Um dos dados mais interessantes busca contrapor a ideia arraigada de que as corporações seriam capazes de solucionar os próprios problemas. Por um raciocínio simples: no arranjo capitalista atual, é preciso sempre construir lucros maiores, e os lucros serão tanto maiores quanto menores forem os custos.
“Entre 1962 e 2021, dos US$ 2,9 trilhões de dividendos pagos a acionistas por corporações que operam ao longo da produção de alimentos, do processamento, da fabricação, das redes de fast-food e dos varejistas, mais da metade (US$ 1,5 trilhão) foi distribuída por fabricantes de ultraprocessados. Tal lucratividade cria um looping que se reforça, incentivando o modelo de negócios dos ultraprocessados, em detrimento de alternativas, e gerando um excedente de recursos para uma expansão corporativa contínua.”

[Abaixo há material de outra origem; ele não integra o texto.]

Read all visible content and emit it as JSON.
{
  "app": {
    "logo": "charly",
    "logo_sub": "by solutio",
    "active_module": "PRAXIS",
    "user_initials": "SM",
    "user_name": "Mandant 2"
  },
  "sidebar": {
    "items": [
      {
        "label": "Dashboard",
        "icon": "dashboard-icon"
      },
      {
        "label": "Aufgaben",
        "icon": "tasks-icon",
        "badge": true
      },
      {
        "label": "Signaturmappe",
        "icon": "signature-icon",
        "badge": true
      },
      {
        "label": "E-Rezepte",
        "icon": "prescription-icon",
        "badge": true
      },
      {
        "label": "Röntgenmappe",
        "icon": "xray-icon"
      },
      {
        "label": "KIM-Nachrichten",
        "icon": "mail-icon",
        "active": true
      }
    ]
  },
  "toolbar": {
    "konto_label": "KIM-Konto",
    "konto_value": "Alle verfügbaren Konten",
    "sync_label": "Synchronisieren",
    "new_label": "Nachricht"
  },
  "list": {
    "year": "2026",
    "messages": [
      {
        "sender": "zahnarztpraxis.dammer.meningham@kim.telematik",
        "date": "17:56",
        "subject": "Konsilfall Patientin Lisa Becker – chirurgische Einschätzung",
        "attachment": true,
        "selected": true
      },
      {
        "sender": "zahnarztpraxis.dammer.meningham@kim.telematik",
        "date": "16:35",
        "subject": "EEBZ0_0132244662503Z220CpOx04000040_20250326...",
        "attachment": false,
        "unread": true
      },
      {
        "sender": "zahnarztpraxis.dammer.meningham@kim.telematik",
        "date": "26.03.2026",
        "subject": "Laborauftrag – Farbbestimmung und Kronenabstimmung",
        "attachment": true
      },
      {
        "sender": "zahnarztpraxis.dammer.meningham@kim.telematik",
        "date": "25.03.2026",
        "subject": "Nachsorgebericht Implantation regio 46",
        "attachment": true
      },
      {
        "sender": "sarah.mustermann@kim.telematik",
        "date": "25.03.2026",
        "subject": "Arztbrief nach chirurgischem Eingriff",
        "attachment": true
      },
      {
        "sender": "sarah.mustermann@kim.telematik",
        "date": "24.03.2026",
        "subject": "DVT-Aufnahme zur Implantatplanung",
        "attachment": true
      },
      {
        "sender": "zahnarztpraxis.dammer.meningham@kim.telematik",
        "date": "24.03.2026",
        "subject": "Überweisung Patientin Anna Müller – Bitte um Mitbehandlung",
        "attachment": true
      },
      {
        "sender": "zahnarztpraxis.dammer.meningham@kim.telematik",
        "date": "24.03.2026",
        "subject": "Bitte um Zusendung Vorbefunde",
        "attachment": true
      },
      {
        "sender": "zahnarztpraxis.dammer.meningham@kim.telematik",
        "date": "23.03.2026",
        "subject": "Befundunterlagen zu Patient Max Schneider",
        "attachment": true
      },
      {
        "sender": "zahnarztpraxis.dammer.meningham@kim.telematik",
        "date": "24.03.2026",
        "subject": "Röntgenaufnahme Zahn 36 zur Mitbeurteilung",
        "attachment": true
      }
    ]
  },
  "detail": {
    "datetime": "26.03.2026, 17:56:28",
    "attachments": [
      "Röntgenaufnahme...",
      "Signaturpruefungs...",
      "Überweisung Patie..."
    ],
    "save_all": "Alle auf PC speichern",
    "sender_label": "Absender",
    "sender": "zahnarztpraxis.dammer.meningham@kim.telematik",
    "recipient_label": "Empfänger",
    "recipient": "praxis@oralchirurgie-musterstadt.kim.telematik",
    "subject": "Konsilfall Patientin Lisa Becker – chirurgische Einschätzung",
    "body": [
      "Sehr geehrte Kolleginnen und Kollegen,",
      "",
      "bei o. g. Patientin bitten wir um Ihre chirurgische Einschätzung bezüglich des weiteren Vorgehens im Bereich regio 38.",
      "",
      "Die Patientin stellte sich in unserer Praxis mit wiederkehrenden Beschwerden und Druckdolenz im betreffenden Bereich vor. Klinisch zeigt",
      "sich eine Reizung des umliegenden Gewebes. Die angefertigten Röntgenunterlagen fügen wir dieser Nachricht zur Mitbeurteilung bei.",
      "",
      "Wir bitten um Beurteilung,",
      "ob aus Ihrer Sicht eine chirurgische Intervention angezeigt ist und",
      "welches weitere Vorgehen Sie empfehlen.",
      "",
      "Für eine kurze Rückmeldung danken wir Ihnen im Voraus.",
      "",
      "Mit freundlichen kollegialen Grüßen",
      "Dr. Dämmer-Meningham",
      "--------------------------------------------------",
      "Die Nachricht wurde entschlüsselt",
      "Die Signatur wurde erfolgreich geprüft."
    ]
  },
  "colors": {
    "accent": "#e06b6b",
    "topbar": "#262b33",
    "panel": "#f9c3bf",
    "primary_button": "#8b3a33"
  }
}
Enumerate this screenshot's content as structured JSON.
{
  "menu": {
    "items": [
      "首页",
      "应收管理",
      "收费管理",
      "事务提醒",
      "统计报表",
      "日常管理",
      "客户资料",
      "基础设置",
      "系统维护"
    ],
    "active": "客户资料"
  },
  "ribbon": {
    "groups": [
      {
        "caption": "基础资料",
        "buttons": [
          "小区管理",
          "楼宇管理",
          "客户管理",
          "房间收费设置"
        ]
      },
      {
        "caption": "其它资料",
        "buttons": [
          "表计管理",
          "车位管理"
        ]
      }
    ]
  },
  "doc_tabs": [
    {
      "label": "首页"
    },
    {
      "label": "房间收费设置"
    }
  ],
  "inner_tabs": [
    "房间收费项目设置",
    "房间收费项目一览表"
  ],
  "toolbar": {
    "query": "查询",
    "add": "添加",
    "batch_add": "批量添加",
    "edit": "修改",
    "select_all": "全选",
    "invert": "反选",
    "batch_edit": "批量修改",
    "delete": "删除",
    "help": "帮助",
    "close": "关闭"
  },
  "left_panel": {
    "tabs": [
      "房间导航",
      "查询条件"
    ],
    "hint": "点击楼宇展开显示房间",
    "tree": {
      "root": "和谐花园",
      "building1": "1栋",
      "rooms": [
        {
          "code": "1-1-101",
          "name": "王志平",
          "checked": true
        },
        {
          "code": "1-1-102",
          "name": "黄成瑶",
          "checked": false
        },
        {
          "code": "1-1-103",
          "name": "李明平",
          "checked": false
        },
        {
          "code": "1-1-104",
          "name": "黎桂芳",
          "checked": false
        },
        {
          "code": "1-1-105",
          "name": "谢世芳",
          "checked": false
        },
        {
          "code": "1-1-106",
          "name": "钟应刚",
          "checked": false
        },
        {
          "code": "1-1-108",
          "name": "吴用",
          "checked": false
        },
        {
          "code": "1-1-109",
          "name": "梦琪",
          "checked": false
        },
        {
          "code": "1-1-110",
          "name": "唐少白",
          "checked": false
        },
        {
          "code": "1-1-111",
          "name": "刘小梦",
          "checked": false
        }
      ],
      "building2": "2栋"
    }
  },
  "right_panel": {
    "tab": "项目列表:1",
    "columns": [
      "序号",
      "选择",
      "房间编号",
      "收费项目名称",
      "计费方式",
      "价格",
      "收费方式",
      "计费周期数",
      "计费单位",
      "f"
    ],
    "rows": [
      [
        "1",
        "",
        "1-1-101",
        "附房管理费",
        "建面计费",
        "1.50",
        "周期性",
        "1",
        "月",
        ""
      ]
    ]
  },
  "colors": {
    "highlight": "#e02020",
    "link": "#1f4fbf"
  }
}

Os autores também buscaram mostrar como a teia de relações das corporações de ultraprocessados é global, e como tem avançado ao longo do tempo. Eles mapearam 207 grupos que atuam em nome das empresas do setor em todo o mundo. Neles, apenas oito corporações exercem uma grande influência: Nestlé (integrante de 137 grupos), Coca-Cola (114), Unilever (106), PepsiCo (105), Danone (91), Mars (74), Mondelez (72) e Ferrero (69).
Durante a entrevista coletiva em Londres, Philip Baker, professor da Escola de Medicina e Saúde da Universidade de Sidney, na Austrália, foi questionado sobre por que a ênfase em corporações, já que empresas menores também são fabricantes de ultraprocessados. “É verdade que empresas de médio e pequeno porte também produzem ultraprocessados. Mas isso nos faz perder o ponto de que as corporações é que têm os maiores orçamentos. Elas gastam bilhões promovendo produtos. Elas influenciam os governos.”

Além disso, a pesquisa mostra como essas mesmas corporações se envolvem em iniciativas de gestão da própria imagem em relação a temas sensíveis, como nutrição, direitos humanos, mudanças climáticas, biodiversidade e lixo plástico. Foram identificadas 45 iniciativas globais envolvendo também outros atores, como governos, organizações não governamentais e cientistas.
Nesse último aspecto, o trabalho compilou 3.800 artigos científicos entre 2008 e 2023 que declararam financiamento ou alguma conexão com os fabricantes de ultraprocessados. Essa produção envolveu, no total, 14 mil pessoas. De longe, o tema mais tratado (33% do total) foi a teoria do balanço energético ou a promoção de atividade física. O volume da produção de evidências nessa área jogou luzes sobre a indústria de refrigerantes pela tentativa de distorcer a percepção pública em relação aos danos causados por seus produtos.
Esses são, também com folga, os maiores responsáveis pela disponibilidade calórica a partir de ultraprocessados fora dos países do Norte. Na América Latina, refrigerantes e outras bebidas adoçadas representam a maior fatia do consumo.

Para os autores do terceiro artigo, os ultraprocessados são um problema de saúde global “negligenciado”. Eles propõem uma agenda conjunta para conter o poder das corporações do setor. É preciso realizar uma transição dentro dos sistemas alimentares, retirando subsídios dos ultraprocessados e minando as estruturas que dão força excessiva às grandes empresas. Mas, de novo, é necessário ir além, olhando para como a própria arquitetura do capitalismo tem favorecido esse desequilíbrio, com excesso de poder político e econômico.